Power plant pollution in the Northeast would decline by more than 20 percent in the next decade under a plan announced on February 7th by environmental regulators and energy officials from 9 Northeast and Mid-Atlantic states.
Malloy Administration officials announced improvements to a regional cap on carbon emissions, following a year-long review of the Regional Greenhouse Gas Initiative (RGGI), the nation’s first cap on carbon from power plants, which took effect in 2009.
“We applaud Governor Malloy and his environmental team; led by Dan Esty, Commissioner of the Department of Energy and Environmental Protection, for leading the way in tackling the pollution that contributes to global warming,” said Johanna Neumann of Environment Connecticut. “Strengthening RGGI is one of the best ways we can lower the emissions that cause global warming and to meet the emission reduction targets in our Global Warming Solutions Act.
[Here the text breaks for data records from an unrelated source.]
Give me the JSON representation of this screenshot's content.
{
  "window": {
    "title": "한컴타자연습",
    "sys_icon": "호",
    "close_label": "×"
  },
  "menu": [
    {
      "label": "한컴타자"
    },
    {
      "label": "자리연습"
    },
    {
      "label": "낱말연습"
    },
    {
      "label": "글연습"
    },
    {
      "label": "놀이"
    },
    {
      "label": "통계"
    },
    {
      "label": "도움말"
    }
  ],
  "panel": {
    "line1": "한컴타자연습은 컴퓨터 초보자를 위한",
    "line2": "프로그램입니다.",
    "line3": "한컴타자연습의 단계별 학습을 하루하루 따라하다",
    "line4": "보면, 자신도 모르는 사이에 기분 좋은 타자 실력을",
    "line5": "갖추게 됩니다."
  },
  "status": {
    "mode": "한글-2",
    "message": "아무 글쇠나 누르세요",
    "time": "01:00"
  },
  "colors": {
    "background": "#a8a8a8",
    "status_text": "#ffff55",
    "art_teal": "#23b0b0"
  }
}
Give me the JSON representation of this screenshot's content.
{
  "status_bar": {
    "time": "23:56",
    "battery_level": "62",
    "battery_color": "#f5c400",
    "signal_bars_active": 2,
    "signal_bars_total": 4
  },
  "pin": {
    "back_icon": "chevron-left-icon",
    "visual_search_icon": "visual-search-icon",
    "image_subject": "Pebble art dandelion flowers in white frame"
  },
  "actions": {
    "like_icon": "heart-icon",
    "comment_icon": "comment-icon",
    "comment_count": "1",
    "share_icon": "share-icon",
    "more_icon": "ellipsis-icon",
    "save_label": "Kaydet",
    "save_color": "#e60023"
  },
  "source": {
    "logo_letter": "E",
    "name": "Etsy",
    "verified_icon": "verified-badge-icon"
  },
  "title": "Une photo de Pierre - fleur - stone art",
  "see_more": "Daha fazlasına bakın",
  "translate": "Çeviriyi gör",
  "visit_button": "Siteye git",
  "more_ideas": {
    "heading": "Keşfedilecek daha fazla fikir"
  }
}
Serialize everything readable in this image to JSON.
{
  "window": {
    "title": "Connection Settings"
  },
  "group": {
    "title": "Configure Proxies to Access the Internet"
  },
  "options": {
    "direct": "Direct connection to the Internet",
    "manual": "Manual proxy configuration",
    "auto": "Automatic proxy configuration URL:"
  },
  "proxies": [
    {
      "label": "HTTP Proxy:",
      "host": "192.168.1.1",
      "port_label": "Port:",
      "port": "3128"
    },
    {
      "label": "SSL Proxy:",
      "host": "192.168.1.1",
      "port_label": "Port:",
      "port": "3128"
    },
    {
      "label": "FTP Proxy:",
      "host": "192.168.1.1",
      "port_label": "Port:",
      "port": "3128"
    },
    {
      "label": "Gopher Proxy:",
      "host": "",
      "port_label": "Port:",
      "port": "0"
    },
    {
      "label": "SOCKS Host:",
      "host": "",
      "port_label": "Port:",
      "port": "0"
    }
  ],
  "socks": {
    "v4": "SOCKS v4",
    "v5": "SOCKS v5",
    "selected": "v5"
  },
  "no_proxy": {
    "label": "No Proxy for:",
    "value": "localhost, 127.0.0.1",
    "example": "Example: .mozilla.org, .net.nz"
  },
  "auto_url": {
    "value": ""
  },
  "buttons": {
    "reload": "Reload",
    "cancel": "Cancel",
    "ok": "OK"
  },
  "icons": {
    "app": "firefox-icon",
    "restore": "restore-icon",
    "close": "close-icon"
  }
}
We look forward to working with Connecticut to ensure these improvements are adopted.”
The proposal announced today would cap emissions from power plants in the region at current annual emission levels (91 million tons). The cap would take effect in 2014 and tighten, requiring emission reductions of 2.5 percent per year.
There was broad support from a broad range of stakeholder for strengthening the program. Last year, a coalition of more than 300 environmental and public health organizations, consumer advocates, and clean energy and mainstream businesses sent a letter to the states’ governors. The letter highlighted RGGI’s success to date and called for strengthening the program’s pollution reduction targets, and increasing investment in clean energy and energy efficiency measures that benefit the climate, the economy, public health and energy consumers.
“Even before Superstorm Sandy, public concern about extreme weather fueled by global warming was on the rise,” said Neumann. “Now, it is even more urgent that the Northeast states do all they can to tackle global warming and ensure that RGGI substantially reduces carbon pollution.”